Le loyer annuel a été fixé à la somme de 60 000 € hors taxes et hors charges, payable en 12 termes égaux et pour les remboursements de la part contributive du preneur concernant les impôts et taxes établies au nom du meilleur il a été décidé d’ajouter à chaque terme de loyer principal des acomptes provisionnels égaux de 300 €.
Le contrat de bail prévoit un dépôt de garantie de 5000 €.
Le bailleur a consenti au preneur, au regard des investissements et travaux réalisés par le celui-ci dans les lieux loués lui incombant dans le cadre de son obligation de délivrance, pendant la période de location gérance, une franchise annuelle de 30 000 € sur une période de trois ans allant du 1er août 2020 au 31 juillet 2023.
Le preneur s’est donc engagé à payer par mois et d’avance au bailleur, pour les trois premières années du bail et pour la première fois le 1er août 2020 une somme mensuelle de 2500 € hors taxes et hors charges, outre une provision pour taxes fixée mensuellement à la somme de 300 €, la taxe foncière et des ordures ménagères étant à la charge du locataire.
A compter du 1er août 2023, il a été décidé que le loyer serait porté à la somme mensuelle de 5000 € hors taxes et hors charges, outre la provision pour charges à compter du 1er août 2024.
N’ayant pas respecté son obligation de paiement du loyer et des charges au terme convenu, la SCI PRINTEMPS lui a fait délivrer un commandement de payer visant la clause résolutoire le 18 décembre 2024, qui est resté infructueux.

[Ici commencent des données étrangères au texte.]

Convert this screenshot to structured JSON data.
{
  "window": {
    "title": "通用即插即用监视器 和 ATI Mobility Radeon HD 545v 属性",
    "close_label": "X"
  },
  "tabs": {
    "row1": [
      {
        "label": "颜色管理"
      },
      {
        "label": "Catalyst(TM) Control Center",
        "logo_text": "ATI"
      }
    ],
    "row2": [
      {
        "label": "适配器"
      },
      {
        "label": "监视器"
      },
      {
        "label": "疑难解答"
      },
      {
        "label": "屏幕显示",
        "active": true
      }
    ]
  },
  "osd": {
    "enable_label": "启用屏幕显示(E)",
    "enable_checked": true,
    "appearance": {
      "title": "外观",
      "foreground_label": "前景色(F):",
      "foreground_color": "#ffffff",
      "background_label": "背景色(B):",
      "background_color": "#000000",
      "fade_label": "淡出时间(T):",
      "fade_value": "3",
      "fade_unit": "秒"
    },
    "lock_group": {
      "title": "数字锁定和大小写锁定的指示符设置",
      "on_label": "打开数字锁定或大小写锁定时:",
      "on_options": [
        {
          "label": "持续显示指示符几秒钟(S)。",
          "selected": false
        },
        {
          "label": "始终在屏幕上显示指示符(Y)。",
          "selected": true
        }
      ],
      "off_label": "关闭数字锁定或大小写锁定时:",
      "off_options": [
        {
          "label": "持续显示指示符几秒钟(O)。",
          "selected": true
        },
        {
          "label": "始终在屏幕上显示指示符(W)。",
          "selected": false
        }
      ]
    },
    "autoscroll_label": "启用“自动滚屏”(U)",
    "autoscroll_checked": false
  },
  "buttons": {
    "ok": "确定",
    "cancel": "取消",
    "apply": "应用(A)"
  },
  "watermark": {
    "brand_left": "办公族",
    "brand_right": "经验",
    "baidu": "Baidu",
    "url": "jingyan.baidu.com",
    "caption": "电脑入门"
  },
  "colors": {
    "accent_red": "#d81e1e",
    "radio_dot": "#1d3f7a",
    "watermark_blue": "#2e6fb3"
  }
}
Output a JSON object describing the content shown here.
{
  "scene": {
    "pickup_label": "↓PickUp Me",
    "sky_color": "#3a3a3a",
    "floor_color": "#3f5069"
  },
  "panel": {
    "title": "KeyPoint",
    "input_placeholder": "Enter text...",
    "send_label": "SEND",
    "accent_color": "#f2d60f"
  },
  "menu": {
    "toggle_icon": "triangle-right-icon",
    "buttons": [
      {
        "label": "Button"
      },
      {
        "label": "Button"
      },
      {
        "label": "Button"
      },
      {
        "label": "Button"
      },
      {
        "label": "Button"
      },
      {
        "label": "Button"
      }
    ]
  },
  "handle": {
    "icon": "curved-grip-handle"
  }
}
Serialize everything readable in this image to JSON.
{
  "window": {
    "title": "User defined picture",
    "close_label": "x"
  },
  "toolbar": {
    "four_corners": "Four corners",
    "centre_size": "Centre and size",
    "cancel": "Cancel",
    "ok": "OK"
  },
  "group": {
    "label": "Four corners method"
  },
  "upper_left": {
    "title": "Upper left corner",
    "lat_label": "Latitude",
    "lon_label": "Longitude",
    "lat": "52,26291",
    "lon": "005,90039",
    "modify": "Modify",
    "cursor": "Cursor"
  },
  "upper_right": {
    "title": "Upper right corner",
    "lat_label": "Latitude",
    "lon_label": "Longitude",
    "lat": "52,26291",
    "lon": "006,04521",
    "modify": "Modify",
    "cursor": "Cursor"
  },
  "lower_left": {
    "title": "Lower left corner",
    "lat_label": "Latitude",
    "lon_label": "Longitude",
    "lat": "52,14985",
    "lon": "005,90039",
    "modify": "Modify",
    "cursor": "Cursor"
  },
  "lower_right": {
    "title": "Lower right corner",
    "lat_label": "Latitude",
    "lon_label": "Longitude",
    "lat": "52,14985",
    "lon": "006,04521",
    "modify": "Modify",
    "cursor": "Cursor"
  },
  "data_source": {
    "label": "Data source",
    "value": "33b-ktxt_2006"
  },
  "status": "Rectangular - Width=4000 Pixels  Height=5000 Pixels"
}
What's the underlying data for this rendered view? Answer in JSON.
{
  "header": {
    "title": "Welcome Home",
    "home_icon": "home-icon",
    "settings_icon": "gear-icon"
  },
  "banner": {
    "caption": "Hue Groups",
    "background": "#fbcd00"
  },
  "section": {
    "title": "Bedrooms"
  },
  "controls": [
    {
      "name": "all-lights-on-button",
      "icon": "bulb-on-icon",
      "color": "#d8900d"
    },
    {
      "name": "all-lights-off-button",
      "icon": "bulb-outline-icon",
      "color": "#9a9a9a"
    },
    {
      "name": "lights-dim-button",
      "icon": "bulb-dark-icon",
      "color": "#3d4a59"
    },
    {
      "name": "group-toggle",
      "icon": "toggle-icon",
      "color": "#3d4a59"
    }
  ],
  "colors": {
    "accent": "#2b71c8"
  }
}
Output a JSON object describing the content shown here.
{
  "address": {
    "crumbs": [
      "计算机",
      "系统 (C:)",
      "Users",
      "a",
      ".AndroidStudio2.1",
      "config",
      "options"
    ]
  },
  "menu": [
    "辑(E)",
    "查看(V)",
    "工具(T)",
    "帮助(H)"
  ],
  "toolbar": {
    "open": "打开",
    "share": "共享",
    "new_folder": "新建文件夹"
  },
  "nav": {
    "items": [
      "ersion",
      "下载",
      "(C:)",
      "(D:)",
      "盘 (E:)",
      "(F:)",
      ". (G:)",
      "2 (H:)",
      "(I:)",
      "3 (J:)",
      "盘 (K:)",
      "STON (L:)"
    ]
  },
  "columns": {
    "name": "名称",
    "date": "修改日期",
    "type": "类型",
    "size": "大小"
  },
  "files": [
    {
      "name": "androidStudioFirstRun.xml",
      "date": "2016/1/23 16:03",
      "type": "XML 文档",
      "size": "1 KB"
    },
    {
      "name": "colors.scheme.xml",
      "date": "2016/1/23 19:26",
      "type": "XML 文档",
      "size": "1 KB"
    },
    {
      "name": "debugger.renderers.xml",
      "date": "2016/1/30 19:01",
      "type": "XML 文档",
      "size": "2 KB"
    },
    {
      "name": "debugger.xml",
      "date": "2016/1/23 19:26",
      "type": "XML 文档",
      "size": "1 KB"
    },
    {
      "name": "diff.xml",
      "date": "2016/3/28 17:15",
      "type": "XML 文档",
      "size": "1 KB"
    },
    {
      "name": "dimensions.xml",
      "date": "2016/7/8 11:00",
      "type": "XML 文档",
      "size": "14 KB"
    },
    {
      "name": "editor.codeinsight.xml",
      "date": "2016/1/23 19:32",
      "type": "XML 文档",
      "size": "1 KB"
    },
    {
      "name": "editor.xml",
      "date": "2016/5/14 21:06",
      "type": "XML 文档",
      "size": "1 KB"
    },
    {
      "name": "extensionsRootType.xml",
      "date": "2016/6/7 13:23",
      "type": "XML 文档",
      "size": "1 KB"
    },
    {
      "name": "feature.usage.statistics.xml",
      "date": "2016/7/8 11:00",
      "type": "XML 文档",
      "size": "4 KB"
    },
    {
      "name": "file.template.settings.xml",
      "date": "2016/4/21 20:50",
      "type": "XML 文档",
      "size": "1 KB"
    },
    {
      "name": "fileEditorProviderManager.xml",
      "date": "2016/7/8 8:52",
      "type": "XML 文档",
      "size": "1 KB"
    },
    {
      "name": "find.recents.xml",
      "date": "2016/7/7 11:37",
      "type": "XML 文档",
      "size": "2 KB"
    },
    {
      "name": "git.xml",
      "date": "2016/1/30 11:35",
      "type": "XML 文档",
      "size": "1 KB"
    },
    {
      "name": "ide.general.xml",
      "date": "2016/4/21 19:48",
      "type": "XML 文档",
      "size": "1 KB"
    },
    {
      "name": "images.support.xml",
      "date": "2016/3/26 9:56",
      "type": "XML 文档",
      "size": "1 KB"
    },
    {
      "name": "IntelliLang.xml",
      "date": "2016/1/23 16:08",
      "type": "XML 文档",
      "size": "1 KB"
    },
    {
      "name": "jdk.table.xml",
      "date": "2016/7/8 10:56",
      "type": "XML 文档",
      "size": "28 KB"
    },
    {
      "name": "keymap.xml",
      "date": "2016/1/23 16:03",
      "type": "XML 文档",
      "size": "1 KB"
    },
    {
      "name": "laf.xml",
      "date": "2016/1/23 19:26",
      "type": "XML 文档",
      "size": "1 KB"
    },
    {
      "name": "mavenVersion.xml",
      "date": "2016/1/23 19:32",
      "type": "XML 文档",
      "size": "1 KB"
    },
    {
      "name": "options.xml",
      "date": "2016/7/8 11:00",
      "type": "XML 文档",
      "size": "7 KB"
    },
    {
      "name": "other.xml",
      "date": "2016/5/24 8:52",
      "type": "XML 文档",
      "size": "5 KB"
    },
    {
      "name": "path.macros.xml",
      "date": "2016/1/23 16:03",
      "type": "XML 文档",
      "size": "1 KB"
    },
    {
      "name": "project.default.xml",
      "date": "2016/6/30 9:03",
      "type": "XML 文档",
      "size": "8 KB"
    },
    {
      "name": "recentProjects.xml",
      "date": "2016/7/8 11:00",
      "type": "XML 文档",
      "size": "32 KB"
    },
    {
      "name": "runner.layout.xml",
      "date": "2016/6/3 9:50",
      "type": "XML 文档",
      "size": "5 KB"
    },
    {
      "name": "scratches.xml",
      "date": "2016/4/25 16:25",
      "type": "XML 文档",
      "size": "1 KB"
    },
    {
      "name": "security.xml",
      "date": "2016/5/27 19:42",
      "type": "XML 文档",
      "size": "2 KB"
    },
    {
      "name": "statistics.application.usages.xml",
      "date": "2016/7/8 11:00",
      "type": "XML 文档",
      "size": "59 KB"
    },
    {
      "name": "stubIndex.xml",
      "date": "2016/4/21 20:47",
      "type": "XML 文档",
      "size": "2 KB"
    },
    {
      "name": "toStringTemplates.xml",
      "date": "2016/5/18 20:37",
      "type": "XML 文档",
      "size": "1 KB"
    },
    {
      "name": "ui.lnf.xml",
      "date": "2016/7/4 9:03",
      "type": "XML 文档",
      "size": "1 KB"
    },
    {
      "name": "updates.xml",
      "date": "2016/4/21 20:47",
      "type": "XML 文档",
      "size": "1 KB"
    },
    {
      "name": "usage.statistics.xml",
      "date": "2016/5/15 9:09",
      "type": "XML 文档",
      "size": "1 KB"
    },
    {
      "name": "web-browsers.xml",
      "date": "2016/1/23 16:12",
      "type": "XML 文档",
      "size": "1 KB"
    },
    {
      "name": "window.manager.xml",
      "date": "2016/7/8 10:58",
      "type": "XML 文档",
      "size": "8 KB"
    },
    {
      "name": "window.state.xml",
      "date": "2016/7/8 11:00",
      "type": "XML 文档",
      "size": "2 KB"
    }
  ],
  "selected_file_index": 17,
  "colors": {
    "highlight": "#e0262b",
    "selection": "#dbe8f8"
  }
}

C’est dans ces circonstances que par exploit de commissaire de justice du 29 avril 2025, la SCI PRINTEMPS a fait assigner la SAS HOLLYWOOD II, aux fins d’obtenir:
— la constatation de l’acquisition de la clause résolutoire et de la résiliation du bail au 19 janvier 2025 et l’expulsion du locataire et de tout occupant de son chef, sous astreinte de 200 € par jour de retard à compter du 15e jour suivant la signification de l’ordonnance et jusqu’à libération effectives des lieux, avec le concours de la force publique et d’un serrurier pour procéder à la mesure d’expulsion ;
— la condamnation de la SAS HOLLYWOOD II à lui payer par provision une somme de 67 573,61 € correspondant l’arriéré locatif et taxes, augmentée de 10 % conformément aux termes du bail, dus à la date d’acquisition de la clause résolutoire outre intérêts au taux légal à compter du 19 janvier 2025 ;
— sa condamnation de la SAS HOLLYWOOD II au paiement de la somme provisionnelle de 5000 € au titre du dépôt de garantie auquel elle s’est obligée aux termes du bail ;
— sa condamnation par provision à lui payer une indemnité mensuelle d’occupation égale au montant du dernier loyer de 6300 € à compter du 19 janvier 2025 jusqu’à la libération effective des lieux, avec indexation sur l’indice trimestriel des loyers commerciaux publiés par l’INSEE, s’il évolue à la hausse, l’indice de base retenue étant le dernier indice paru à la date d’acquisition de la clause résolutoire, si l’occupation devait se prolonger plus d’un an après l’acquisition de la clause résolutoire ;
— la séquestration et l’enlèvement des biens et objets mobiliers garnissant les lieux lors de l’expulsion aux frais, risques et périls du la SAS HOLLYWOOD II et sans garantie de toutes sommes qui pourraient être dues ;
— le paiement de la somme de 3000 € en application de l’article 700 du Code de Procédure Civile outre les entiers dépens en ce compris les frais de commandement de payer du.
L’affaire a été appelée à l’audience du 20 juin 2025.
À cette date, la SCI PRINTEMPS, par l’intermédiaire de son conseil, réitère ses demandes telles que formées au terme de son acte introductif d’instance auquel il convient de se référer.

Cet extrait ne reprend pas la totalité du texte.